Preparing to head inside the walls of a junior high bathroom, I was ready for anything.  Gang graffiti was my prediction, or maybe some profane message about a teacher.  Once the door was about an inch open though, I knew exactly what area we were working within.

The odor of human shit punched me the face like a boxer who'd dropped his gloves.  Carl entered the same as if were entering the daisy section of the flower shop.  The bathroom as this school had a think wooden door, no windows, and no vents.  Further, it was winter so the heat was cooking the smell inside this confined box.

Carl led me into the john and down to one of the stalls.  When we got to the booth of interest, he pushed open the stall door like he was holding open the door for a beautiful woman.  "Take a look at that man." There on the floor was the largest piece of human shit I had ever laid eyes on.  This thing was the size of a boot.  While I felt bad knowing Carl was going to have to clean this up, he was clearly also impressed by this anonymous individuals work. 

"What do you want me do here?" asked Carl.  He seemed to be treating this situation like something that he believed should eventually involve other tax paying branches professionals.  "Clean it up?" I stammered, phrasing it almost as a question.  My eyes were begin to really water and I couldn't help but wonder if I was beginning to look like the bad guy at the end of Raiders Of The Ark.  Then he hit me with it.  He gestured with his hand toward the turn and confidently suggested, "Well you want me to get a picture of it to show the principal tomorrow?"
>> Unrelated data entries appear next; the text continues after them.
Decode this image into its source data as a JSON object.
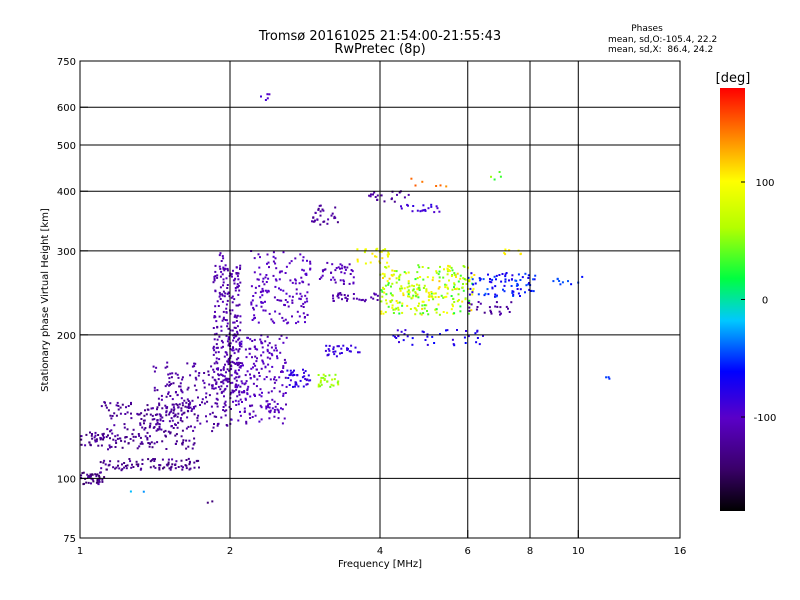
{
  "chart_data": {
    "type": "scatter",
    "title_line1": "Tromsø 20161025 21:54:00-21:55:43",
    "title_line2": "RwPretec (8p)",
    "xlabel": "Frequency [MHz]",
    "ylabel": "Stationary phase Virtual Height [km]",
    "x_scale": "log",
    "y_scale": "log",
    "xlim": [
      1,
      16
    ],
    "ylim": [
      75,
      750
    ],
    "x_ticks": [
      1,
      2,
      4,
      6,
      8,
      10,
      16
    ],
    "y_ticks": [
      75,
      100,
      200,
      300,
      400,
      500,
      600,
      750
    ],
    "grid_x": [
      2,
      4,
      6,
      8,
      10
    ],
    "grid_y": [
      100,
      200,
      300,
      400,
      500,
      600
    ],
    "grid": true,
    "stats": {
      "title": "Phases",
      "line_o": "mean, sd,O:-105.4, 22.2",
      "line_x": "mean, sd,X:  86.4, 24.2"
    },
    "colorbar": {
      "label": "[deg]",
      "min": -180,
      "max": 180,
      "ticks": [
        100,
        0,
        -100
      ],
      "tick_labels": [
        "100",
        "0",
        "-100"
      ]
    },
    "point_clusters": [
      {
        "f": [
          1.0,
          1.12
        ],
        "h": [
          97,
          103
        ],
        "phase": [
          -150,
          -110
        ],
        "n": 45
      },
      {
        "f": [
          1.0,
          1.12
        ],
        "h": [
          117,
          125
        ],
        "phase": [
          -140,
          -110
        ],
        "n": 30
      },
      {
        "f": [
          1.1,
          1.75
        ],
        "h": [
          104,
          110
        ],
        "phase": [
          -140,
          -115
        ],
        "n": 90
      },
      {
        "f": [
          1.1,
          1.7
        ],
        "h": [
          115,
          145
        ],
        "phase": [
          -135,
          -115
        ],
        "n": 200
      },
      {
        "f": [
          1.4,
          2.0
        ],
        "h": [
          125,
          175
        ],
        "phase": [
          -125,
          -110
        ],
        "n": 180
      },
      {
        "f": [
          1.85,
          2.1
        ],
        "h": [
          150,
          280
        ],
        "phase": [
          -120,
          -105
        ],
        "n": 260
      },
      {
        "f": [
          2.0,
          2.6
        ],
        "h": [
          130,
          200
        ],
        "phase": [
          -115,
          -95
        ],
        "n": 220
      },
      {
        "f": [
          2.2,
          2.9
        ],
        "h": [
          210,
          300
        ],
        "phase": [
          -110,
          -95
        ],
        "n": 150
      },
      {
        "f": [
          2.6,
          2.9
        ],
        "h": [
          155,
          170
        ],
        "phase": [
          -95,
          -75
        ],
        "n": 40
      },
      {
        "f": [
          2.9,
          3.3
        ],
        "h": [
          340,
          375
        ],
        "phase": [
          -130,
          -110
        ],
        "n": 30
      },
      {
        "f": [
          3.0,
          3.3
        ],
        "h": [
          155,
          165
        ],
        "phase": [
          40,
          70
        ],
        "n": 25
      },
      {
        "f": [
          3.1,
          3.7
        ],
        "h": [
          180,
          190
        ],
        "phase": [
          -90,
          -80
        ],
        "n": 30
      },
      {
        "f": [
          3.2,
          4.0
        ],
        "h": [
          235,
          245
        ],
        "phase": [
          -120,
          -110
        ],
        "n": 35
      },
      {
        "f": [
          3.0,
          3.6
        ],
        "h": [
          255,
          285
        ],
        "phase": [
          -115,
          -100
        ],
        "n": 40
      },
      {
        "f": [
          3.6,
          4.2
        ],
        "h": [
          280,
          305
        ],
        "phase": [
          80,
          110
        ],
        "n": 25
      },
      {
        "f": [
          3.8,
          4.6
        ],
        "h": [
          380,
          400
        ],
        "phase": [
          -130,
          -110
        ],
        "n": 20
      },
      {
        "f": [
          4.4,
          5.3
        ],
        "h": [
          360,
          375
        ],
        "phase": [
          -100,
          -80
        ],
        "n": 20
      },
      {
        "f": [
          4.0,
          6.2
        ],
        "h": [
          220,
          280
        ],
        "phase": [
          20,
          120
        ],
        "n": 260
      },
      {
        "f": [
          4.2,
          6.5
        ],
        "h": [
          190,
          205
        ],
        "phase": [
          -90,
          -60
        ],
        "n": 40
      },
      {
        "f": [
          6.0,
          8.2
        ],
        "h": [
          240,
          270
        ],
        "phase": [
          -80,
          -40
        ],
        "n": 80
      },
      {
        "f": [
          6.0,
          7.4
        ],
        "h": [
          220,
          235
        ],
        "phase": [
          -130,
          -110
        ],
        "n": 25
      },
      {
        "f": [
          7.0,
          8.0
        ],
        "h": [
          295,
          305
        ],
        "phase": [
          95,
          110
        ],
        "n": 8
      },
      {
        "f": [
          8.5,
          10.2
        ],
        "h": [
          255,
          265
        ],
        "phase": [
          -60,
          -40
        ],
        "n": 10
      },
      {
        "f": [
          11.2,
          11.8
        ],
        "h": [
          160,
          163
        ],
        "phase": [
          -55,
          -45
        ],
        "n": 3
      },
      {
        "f": [
          2.3,
          2.45
        ],
        "h": [
          600,
          640
        ],
        "phase": [
          -110,
          -90
        ],
        "n": 5
      },
      {
        "f": [
          1.9,
          2.0
        ],
        "h": [
          270,
          300
        ],
        "phase": [
          -120,
          -100
        ],
        "n": 10
      },
      {
        "f": [
          4.5,
          5.5
        ],
        "h": [
          405,
          425
        ],
        "phase": [
          130,
          160
        ],
        "n": 6
      },
      {
        "f": [
          6.3,
          7.2
        ],
        "h": [
          420,
          470
        ],
        "phase": [
          20,
          60
        ],
        "n": 4
      },
      {
        "f": [
          1.2,
          1.35
        ],
        "h": [
          92,
          95
        ],
        "phase": [
          -30,
          -20
        ],
        "n": 2
      },
      {
        "f": [
          1.8,
          1.85
        ],
        "h": [
          88,
          90
        ],
        "phase": [
          -140,
          -130
        ],
        "n": 2
      }
    ]
  }
}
Everything was pretty much above my pay grade with the teacher's salary I was making at the time, but I threw caution to the wind and made an administrative decision that my boss would not want a glossy of this cinder block sized after dinner creation while he drank his morning coffee.  "No that's okay Carl.  I'll just tell him about it.  Thank you."  I had to get out of this bathroom.  My cloths would already have to be burned.  I'd been in there less than 90 seconds.  "Okay," said Carl "big one isn't it?" he said with a nod in the direction of the mighty poo.  Most certainly.